The spruce-bark beetle isn't alone. Other tree-killing invaders made welcome by warmer weather include the larch soft fly, the aspen leaf miner and the birch leaf roller, Juday said.
As Alaska's climate gets warmer and drier, Juday's studies indicate, black and white spruces, which make up 80 percent of the state's main forests, won't survive. By the turn of the next century, Alaska's forests will resemble the Aspen-treed grasslands along the northern edge of the Great Plains in North Dakota and Montana, Juday said.
Some scientific reports also blame global warming for plummeting populations of herring and salmon, Williams said.
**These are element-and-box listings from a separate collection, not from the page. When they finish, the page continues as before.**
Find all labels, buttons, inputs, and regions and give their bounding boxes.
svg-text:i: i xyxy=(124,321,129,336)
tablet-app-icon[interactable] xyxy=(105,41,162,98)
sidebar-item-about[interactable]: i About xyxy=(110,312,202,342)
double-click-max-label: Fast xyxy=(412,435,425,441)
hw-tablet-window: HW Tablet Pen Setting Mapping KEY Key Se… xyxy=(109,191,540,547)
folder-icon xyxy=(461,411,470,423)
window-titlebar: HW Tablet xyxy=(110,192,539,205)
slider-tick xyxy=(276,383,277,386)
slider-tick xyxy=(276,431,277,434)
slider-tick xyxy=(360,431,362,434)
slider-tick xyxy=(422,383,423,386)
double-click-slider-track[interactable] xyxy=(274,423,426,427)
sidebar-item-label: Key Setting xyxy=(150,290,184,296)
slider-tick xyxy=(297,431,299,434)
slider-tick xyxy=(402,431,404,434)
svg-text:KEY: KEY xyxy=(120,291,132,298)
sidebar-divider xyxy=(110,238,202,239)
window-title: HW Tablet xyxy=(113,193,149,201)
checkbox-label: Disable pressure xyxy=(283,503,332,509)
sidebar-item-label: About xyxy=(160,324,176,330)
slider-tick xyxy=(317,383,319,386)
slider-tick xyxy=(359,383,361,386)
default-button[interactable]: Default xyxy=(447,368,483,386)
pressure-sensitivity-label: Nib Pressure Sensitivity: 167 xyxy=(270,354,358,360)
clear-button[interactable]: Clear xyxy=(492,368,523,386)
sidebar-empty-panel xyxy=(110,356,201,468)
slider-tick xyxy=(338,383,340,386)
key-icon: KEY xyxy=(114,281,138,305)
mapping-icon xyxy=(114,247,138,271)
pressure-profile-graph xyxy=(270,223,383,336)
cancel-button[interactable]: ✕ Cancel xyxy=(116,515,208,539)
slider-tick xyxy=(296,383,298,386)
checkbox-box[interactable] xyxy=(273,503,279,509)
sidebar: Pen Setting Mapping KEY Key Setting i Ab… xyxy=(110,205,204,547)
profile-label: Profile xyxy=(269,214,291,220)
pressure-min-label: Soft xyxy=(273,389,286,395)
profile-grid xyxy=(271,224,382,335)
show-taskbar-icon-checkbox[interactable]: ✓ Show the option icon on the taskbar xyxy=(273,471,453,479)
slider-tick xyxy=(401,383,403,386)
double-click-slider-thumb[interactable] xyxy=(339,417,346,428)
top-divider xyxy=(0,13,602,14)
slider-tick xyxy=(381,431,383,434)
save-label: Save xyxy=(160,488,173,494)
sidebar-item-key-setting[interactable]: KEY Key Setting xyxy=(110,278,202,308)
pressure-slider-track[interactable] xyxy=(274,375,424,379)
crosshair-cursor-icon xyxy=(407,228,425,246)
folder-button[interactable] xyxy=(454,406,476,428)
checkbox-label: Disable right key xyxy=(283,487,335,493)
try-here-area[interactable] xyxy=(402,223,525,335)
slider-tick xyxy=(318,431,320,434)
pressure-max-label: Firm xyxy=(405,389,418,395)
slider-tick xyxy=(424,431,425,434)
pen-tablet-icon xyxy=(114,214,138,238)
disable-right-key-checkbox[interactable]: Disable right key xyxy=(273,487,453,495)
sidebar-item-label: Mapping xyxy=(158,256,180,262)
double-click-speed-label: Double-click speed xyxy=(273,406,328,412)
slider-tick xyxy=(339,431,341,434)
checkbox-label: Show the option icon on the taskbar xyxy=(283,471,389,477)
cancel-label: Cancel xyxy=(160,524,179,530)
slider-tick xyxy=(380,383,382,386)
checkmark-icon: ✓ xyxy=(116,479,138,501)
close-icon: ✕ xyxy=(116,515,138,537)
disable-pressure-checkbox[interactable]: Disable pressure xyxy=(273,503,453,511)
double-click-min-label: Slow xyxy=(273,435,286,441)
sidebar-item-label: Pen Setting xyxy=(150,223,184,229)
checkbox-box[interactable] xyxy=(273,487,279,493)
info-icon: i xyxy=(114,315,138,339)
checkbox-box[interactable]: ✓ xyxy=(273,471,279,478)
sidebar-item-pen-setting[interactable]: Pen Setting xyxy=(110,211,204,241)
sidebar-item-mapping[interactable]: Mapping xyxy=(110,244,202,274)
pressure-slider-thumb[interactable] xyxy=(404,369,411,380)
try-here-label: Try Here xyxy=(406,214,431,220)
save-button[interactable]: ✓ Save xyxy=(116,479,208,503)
In the Yukon River, a warm-water parasite has infected salmon and herring, a key food source for marine mammals such as the stellar sea lion.
Warm waters have made Alaska's Bristol Bay salmon runs occur earlier, making it harder for the salmon to survive, said Alaska Department of Fish and Game biologist Slim Morstad.
In addition, warm-weather wildlife, such as moose and beaver, are heading unusually far north, while species that require frigid weather "don't have anywhere to move to," MacCracken said. And the numbers of marine mammals such as walruses, ring seals and polar bears may soon shrink along with the Arctic ice, Weller said.